Industry Voices: M4 Investments’ Colin Martodam

October 27, 2023

Industry Voices: M4 Investments’ Colin Martodam

📸 Snapshots

“An old saying I’ve hung onto is “paid right, priced right”. The basic takeaway is that if you’re not charging enough, not buying right, and overpaying employees, you’re not going to succeed.”

“The days are gone when you just place an ad and qualified people show up.”

Colin Martodam

Intro

We sat down with Colin Martodam, owner of M4 Investments, to talk about how he assesses and operates HVAC businesses, and what big trends he thinks about.

Below is a summary of our conversation, edited for clarity:

How did you find yourself in the HVAC industry?

So I grew up in a small town in Canada. I didn’t like school that much, but I was okay at it. I was business-minded and did a bunch of jobs growing up through high school. I didn’t end up going to college and instead got a job at a neighbor's plumbing and heating company.

In Canada, it’s required to enroll as an apprentice after ten months of working for a contractor, so once I hit that point, I started getting schooling and did that for four years until I got my journeyman’s certificate. I worked for eight to ten years as an installer before getting into management.

Now you own M4 Investments. What is that?

I’ve bought and run different service companies, and M4 is the investment vehicle I use when I do that. It gives me tax benefits, personally, but it’s just the vehicle I use to operate the companies I buy.

How do you assess different areas of the HVAC business?

There are two decisions that need to be made in this business: are we residential or commercial? Then, do we focus on new construction or service and replacement?

Residential allows you to deal with the end user, which I like. The homeowner is making a decision for themselves, and they want value, safety, and peace of mind. In commercial, you usually deal with a property manager or facility engineer who’s making decisions with colleagues and there are longer waiting times to approve work to be done.

With construction, you deal with big builders and margins are thin. A pro is that the relationships can yield recurring revenues, but because builders will bid jobs out for their own margin, it can become a price battle. You can drop 5-10% to the bottom line.

On the other hand, a well-structured service business can net 15-20%. There’s much more marketing there, but you can sell add-ons to offset that.

What are the growth drivers for those different areas?

Service and Replacement

  • Customer retention is huge. Membership plans serve as the backbone of the business because you don’t have to market to those customers after you’ve added them as a member. Marketing is expensive and competitive to get new customers.

  • The other parts are labor efficiency and employee retention. Blended technician costs (incl. installers) are around 18%, and when you add CSRs, support staff, and managers, it gets to about 30% of your total costs being labor. Managing that labor is a big deal.

New Construction

  • Relationships. Over time, relationships with builders can lead to recurring business.

  • Technology and putting together better package proposals.
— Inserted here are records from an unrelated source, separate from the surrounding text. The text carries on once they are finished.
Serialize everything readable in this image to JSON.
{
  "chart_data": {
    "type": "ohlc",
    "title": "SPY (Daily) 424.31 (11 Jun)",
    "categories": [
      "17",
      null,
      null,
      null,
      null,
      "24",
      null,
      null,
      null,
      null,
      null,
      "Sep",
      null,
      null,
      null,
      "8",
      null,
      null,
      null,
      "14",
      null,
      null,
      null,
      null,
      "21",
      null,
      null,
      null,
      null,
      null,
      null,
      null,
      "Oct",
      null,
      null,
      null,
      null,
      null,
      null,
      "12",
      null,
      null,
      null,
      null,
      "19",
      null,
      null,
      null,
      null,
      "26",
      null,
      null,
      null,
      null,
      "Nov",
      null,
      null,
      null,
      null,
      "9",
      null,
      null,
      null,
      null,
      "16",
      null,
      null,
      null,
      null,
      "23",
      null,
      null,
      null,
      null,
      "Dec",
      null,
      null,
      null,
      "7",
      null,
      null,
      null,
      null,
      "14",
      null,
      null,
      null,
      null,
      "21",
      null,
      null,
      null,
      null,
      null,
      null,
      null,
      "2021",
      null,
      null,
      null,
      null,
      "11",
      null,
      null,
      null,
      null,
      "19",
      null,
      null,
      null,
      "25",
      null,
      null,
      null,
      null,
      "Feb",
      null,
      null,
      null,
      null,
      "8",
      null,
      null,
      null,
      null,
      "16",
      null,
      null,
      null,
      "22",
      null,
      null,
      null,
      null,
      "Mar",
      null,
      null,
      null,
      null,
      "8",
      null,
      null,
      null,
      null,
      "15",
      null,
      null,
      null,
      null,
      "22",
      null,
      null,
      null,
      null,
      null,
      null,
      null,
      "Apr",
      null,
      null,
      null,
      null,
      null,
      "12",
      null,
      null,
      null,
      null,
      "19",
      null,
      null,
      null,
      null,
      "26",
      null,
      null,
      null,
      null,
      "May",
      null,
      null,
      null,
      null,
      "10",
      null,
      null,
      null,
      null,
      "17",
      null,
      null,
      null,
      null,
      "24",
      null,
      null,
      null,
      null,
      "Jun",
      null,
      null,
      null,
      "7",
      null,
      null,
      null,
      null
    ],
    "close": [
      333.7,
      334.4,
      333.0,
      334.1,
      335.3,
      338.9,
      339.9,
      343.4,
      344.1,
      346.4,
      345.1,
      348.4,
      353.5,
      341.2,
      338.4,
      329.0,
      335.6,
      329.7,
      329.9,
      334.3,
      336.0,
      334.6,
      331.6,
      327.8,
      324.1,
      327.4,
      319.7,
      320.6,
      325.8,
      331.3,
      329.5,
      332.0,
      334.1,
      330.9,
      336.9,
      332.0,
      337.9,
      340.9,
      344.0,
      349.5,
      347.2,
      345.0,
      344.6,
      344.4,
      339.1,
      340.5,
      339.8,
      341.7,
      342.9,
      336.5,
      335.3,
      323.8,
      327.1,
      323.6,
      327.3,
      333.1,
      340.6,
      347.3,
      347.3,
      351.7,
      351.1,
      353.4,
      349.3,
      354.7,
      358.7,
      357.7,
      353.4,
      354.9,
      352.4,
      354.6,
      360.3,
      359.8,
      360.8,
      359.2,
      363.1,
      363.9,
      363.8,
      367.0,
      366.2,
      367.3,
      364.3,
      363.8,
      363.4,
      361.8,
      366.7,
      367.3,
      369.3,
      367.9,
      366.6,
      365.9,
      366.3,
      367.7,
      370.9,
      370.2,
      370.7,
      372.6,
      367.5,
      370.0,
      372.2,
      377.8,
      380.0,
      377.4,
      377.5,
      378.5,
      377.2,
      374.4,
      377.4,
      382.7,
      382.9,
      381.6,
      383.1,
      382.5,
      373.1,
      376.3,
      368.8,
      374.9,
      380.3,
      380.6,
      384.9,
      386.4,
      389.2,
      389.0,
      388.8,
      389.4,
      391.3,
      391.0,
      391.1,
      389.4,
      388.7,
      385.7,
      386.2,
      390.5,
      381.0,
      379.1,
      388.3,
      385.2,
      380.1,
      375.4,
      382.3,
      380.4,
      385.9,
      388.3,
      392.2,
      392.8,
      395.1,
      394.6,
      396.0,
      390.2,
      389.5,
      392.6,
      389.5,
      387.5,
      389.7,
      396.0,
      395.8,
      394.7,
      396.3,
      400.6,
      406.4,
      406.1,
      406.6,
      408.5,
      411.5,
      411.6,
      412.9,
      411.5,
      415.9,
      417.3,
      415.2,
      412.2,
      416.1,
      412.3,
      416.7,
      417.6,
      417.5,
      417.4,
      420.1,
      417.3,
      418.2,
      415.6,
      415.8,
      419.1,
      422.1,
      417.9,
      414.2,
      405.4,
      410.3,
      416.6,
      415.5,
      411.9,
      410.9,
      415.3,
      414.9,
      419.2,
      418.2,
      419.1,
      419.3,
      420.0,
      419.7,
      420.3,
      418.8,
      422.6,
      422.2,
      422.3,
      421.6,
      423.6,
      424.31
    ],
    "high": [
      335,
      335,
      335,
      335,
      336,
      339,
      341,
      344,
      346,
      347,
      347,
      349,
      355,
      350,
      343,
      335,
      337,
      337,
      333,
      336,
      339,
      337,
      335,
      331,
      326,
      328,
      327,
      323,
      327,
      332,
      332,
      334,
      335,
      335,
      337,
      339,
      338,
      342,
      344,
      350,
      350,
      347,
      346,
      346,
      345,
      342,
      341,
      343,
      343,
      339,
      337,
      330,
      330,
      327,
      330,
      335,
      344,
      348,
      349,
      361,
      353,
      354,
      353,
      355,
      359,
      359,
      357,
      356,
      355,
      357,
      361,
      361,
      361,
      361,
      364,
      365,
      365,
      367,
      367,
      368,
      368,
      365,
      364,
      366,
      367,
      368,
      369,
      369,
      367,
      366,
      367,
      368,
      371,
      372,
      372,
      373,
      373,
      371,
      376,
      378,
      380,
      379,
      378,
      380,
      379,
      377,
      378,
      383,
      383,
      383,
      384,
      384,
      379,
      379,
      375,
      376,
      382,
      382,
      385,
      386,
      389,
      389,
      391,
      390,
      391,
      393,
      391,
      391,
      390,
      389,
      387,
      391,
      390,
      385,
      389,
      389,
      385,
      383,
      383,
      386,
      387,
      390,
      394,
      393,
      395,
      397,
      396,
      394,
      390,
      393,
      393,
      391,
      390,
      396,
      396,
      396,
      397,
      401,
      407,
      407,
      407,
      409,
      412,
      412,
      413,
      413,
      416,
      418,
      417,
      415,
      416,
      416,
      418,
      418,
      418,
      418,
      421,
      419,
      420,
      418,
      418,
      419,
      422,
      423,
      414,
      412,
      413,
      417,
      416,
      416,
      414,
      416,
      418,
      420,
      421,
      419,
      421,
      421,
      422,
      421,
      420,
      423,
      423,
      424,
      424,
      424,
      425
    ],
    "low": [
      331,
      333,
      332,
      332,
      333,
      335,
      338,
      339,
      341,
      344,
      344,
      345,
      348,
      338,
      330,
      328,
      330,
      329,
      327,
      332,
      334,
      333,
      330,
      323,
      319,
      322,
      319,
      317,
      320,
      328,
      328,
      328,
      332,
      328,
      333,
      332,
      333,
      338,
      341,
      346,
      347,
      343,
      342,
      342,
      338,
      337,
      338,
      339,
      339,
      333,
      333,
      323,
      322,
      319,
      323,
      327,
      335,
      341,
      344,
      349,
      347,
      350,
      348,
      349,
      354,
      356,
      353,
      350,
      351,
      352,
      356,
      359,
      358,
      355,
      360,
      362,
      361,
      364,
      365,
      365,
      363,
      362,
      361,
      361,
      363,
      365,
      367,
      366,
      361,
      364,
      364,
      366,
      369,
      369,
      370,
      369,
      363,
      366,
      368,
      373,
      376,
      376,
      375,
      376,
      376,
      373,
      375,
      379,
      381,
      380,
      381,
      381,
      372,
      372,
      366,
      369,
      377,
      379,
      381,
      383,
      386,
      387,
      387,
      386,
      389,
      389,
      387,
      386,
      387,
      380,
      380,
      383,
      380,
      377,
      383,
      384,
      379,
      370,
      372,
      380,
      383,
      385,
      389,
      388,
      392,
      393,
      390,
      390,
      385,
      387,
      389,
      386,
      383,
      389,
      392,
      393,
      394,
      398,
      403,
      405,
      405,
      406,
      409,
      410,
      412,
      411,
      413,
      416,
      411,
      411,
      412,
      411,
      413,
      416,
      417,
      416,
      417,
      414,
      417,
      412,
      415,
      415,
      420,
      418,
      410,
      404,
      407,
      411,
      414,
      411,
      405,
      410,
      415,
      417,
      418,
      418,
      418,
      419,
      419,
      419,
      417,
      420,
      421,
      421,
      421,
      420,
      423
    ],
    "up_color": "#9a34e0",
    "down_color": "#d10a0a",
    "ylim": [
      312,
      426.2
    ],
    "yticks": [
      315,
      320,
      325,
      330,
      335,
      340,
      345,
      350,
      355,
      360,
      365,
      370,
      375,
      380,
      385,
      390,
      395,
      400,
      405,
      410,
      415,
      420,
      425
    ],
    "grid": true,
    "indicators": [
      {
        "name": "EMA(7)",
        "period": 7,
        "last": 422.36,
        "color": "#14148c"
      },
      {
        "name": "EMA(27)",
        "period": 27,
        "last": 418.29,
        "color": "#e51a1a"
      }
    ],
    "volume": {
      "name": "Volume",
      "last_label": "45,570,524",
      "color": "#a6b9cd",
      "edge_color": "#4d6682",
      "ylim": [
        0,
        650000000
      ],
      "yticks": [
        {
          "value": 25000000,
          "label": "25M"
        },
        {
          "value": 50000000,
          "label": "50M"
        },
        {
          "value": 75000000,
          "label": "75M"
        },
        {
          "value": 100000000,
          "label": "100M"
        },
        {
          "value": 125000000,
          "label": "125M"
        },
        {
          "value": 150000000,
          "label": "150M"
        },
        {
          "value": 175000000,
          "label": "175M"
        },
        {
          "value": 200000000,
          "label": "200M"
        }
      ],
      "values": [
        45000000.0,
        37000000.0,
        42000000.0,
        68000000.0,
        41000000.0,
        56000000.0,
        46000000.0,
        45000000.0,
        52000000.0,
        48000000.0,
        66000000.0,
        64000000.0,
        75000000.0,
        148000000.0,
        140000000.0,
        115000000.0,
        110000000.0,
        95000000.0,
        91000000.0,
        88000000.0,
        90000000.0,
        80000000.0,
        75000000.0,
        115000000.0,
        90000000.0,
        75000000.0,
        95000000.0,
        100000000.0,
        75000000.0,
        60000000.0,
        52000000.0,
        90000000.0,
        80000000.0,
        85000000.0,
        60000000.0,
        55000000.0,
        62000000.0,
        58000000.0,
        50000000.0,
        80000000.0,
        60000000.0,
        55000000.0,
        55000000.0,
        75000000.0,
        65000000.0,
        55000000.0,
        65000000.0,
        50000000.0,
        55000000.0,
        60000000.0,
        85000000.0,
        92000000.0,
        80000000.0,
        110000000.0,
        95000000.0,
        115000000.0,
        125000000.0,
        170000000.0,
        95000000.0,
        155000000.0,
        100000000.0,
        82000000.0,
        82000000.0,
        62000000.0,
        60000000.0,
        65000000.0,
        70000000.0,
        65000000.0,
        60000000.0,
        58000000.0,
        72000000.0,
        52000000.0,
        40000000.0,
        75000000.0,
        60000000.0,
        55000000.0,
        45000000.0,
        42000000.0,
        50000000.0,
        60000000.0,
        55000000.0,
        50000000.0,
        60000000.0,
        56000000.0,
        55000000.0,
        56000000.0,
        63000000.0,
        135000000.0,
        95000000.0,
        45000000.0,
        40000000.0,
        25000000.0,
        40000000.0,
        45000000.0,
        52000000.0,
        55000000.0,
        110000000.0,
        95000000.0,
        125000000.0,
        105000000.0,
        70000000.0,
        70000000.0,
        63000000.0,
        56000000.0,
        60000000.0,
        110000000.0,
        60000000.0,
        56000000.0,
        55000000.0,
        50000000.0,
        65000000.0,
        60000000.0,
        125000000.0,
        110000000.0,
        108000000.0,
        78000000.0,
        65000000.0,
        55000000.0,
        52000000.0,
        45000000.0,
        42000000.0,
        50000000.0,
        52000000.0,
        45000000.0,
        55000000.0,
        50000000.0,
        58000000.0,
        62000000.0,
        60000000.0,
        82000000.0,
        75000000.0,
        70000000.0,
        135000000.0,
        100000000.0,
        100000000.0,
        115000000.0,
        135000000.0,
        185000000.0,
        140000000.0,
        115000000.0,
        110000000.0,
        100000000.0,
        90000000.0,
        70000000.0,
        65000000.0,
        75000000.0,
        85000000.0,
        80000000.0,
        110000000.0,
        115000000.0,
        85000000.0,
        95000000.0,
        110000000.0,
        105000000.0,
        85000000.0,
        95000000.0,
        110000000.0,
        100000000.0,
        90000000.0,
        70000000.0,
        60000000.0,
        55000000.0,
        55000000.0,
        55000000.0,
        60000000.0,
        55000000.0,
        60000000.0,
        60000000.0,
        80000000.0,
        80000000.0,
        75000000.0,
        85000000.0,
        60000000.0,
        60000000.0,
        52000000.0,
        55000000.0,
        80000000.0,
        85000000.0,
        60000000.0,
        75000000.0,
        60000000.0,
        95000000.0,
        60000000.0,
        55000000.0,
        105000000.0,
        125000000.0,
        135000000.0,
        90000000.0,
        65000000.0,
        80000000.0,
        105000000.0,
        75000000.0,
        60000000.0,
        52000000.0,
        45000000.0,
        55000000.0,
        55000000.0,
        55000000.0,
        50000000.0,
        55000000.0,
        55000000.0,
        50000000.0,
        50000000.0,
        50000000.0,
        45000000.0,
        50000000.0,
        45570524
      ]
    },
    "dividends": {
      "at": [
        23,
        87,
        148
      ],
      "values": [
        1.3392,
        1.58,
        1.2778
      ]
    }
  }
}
Meaning, add in UV lights, remote monitoring, and humidifiers on top of what you’re already selling to add to your overall ticket and gain some margin.

  • The case is that there’s an extra $5-10k per house to be made.

What do most people get wrong when running their business?

An old saying I’ve hung onto is “paid right, priced right”. The basic takeaway is that if you’re not charging enough, not buying right, and overpaying employees, you’re not going to succeed.

Most owners have a mechanical background, not a business one. For example, when I bought my previous company, they were paying $10k a month for three billboards in locations that weren’t worth the cost and had no way of measuring it. Some people have 14 trucks and only 8 people in the field. Like, why? Are you looking at every category of expenses? Because that can make or break things.

What big developments in the residential service and replacement market do you think about?

Two things: heat pumps and in-house training programs.

  1. Right now, there’s a big push for heat pumps to overtake gas systems. Even though it’s more expensive to produce heat with electricity, you get a lot more out of them from an energy efficiency standpoint. As the technology improves so that heat pumps are effective in colder markets, mass electrification could actually happen, and that includes other systems like appliances, too.

  2. The labor problem is a nonstop conversation, but I think companies must have a training center or full-time recruiting system in place every day. For example, a place where you can pay greenfield talent $800 a week to come in and learn, and in six weeks they can be running entry-level maintenance calls. Then six months down the line, maybe some diagnostic work. The days are gone when you just place an ad and qualified people show up.

If you could have dinner with anyone in history, who would it be?

There are so many that come to mind, but Malcolm Gladwell is definitely on my list. He's a best-selling writer who has single-handedly made me change the way I think. His books challenge how you look at yourself, others, and the world in a way you never would. It would be a great experience to have a one-on-one conversation with him to find out how else he can get my mind to journey to places it hasn't gone yet.